In Codenames, the “Assassin” card should never be selected. If the Guesser accidentally chooses the Assassin, the game ends, and that team loses. So, the clues must be clear and unambiguous to avoid selecting the Assassin.

When a team picks an Assassin, it suggests that the spymaster and guesser aren't on the same page regarding the clues and the words on the board.

Selecting fewer Assassin cards is key to success. In my experiments, GPT-4 selected the most Assassin cards, while Gemini selected the fewest. This suggests that although GPT-4 won more games, Gemini may be more cautious with its guesses and clues.

Game lengths

LLMs took significantly more turns to complete a game of Codenames (up to 9x more) compared to traditional word embeddings.

Across all 3 LLMs, the models completed a game in an average of 13.5 turns. This number excludes games that ended prematurely due to an Assassin being chosen.

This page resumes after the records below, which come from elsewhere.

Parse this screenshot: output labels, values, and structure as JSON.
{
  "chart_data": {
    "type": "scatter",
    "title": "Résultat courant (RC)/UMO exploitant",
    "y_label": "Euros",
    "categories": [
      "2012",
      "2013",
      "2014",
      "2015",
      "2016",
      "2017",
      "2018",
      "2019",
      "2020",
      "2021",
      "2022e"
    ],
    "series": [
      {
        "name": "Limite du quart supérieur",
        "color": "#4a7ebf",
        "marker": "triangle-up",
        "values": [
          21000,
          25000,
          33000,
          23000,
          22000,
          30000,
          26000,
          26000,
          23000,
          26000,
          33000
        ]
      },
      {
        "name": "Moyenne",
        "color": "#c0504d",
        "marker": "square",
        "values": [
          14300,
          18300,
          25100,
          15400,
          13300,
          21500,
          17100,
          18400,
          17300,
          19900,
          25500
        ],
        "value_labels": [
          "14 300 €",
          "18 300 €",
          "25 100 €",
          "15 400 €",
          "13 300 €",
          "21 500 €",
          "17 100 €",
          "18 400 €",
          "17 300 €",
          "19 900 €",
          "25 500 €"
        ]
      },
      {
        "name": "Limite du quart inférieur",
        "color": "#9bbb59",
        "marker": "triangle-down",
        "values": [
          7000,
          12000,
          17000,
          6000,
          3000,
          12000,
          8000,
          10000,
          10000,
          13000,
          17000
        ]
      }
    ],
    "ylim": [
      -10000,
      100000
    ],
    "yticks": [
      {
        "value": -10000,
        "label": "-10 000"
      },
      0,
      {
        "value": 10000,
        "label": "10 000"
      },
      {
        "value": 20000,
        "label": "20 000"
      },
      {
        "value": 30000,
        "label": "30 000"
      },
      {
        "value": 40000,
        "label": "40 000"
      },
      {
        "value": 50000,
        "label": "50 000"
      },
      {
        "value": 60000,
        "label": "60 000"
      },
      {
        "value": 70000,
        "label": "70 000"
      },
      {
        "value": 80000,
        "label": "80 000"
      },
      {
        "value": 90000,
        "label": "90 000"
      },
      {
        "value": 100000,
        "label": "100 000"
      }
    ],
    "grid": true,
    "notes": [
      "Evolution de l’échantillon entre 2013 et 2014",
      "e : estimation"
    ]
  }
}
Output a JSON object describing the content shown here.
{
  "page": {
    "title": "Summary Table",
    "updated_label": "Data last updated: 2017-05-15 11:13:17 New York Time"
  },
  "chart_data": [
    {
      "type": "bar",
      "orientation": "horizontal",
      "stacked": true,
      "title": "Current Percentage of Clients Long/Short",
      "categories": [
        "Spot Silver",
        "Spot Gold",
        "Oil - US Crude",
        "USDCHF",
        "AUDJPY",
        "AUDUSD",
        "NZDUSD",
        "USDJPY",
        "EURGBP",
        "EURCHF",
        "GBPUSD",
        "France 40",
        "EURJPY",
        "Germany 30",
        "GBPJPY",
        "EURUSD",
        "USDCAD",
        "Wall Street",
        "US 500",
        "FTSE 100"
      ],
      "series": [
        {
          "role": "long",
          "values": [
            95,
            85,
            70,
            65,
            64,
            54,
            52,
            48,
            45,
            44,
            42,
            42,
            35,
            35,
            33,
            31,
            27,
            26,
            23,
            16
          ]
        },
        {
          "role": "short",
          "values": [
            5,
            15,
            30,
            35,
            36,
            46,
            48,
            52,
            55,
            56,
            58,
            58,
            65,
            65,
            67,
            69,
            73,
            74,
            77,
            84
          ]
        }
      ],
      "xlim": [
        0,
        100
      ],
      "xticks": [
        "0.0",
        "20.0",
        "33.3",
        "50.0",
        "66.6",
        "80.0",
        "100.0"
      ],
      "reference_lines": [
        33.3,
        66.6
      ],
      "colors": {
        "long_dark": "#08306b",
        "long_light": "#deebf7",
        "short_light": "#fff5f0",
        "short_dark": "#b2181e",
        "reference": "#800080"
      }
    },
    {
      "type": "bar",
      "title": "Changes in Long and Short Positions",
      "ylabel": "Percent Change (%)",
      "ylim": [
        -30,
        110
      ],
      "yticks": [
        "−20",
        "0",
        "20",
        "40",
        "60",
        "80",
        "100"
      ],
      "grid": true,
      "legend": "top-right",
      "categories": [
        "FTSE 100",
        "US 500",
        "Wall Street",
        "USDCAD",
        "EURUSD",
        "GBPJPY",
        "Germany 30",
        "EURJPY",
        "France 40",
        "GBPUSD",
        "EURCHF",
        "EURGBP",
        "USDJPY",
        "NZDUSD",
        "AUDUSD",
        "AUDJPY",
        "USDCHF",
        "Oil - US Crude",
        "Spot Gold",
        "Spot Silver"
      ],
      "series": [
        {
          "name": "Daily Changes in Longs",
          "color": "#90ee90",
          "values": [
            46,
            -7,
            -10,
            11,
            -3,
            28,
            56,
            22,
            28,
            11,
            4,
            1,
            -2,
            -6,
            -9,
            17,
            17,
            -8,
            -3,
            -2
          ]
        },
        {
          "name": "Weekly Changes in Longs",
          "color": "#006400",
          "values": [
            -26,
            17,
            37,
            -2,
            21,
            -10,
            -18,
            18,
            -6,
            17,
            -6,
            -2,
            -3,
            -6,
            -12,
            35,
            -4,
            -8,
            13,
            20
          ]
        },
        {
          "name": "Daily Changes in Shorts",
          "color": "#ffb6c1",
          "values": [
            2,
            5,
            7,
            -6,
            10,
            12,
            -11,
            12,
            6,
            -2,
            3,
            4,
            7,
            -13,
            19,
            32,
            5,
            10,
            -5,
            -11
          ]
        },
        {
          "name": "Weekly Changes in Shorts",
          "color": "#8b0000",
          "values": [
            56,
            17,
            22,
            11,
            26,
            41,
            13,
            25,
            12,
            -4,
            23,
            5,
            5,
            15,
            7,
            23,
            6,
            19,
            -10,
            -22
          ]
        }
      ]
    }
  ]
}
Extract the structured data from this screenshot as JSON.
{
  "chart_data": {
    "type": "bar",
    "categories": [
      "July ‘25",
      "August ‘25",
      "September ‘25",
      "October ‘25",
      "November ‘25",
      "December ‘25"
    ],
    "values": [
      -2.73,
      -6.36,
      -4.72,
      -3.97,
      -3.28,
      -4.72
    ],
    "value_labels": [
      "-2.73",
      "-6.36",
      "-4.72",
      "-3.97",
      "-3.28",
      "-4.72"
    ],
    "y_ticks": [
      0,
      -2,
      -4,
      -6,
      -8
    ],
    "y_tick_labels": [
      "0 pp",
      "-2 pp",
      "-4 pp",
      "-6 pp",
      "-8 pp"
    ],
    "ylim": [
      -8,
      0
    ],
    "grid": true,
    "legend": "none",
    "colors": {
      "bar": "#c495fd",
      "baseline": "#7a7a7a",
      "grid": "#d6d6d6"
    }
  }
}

On the other hand, older word embeddings like GloVe needed as few as three turns to finish a game. Other experiments showed that combining word embeddings with human judgments could complete a game in as few as 6 turns.

This suggests that while newer models are more sophisticated, they might be less efficient at this particular game compared to simpler, older methods. LLMs tend to play conservatively, with LLM-based spymasters often only providing clues for two or three words at a time. In contrast, humans and word embeddings might offer more abstract or creative clues that could end the game in fewer turns.

Discussion

Codenames is just one of many games that people are experimenting with having LLMs “play”. We’ve gone from making LLMs do things that humans do for work (like coding or customer service) to, increasingly, making LLMs do things that humans do for fun (like playing games).

In my experiments, I explored how well LLMs perform against each other in a specific game-based setting. Games offer a way to test LLMs’ reasoning, strategy, creativity, and cooperation — skills we may want them to develop further to better assist us in other tasks.

I think we will likely see more of these kinds of game-based settings for testing LLMs. LMSYS’ Chatbot Arena is related to this idea, where two LLMs are judged by humans to see which gives the better response to a prompt — essentially, a game of “who gives the better answer to a question.”

AI agents also show promise in helping develop better games in the future, as seen in recent multi-agent frameworks for automating game development.

However, having fun (much like creating art) is a fundamentally human endeavor. I don’t want to get too much into the philosophical weeds about whether AI can have fun or create art or be creative. Ultimately, these games are meant for humans to enjoy, and AI can hopefully assist us in creating richer experiences without replacing the joy of playing them ourselves.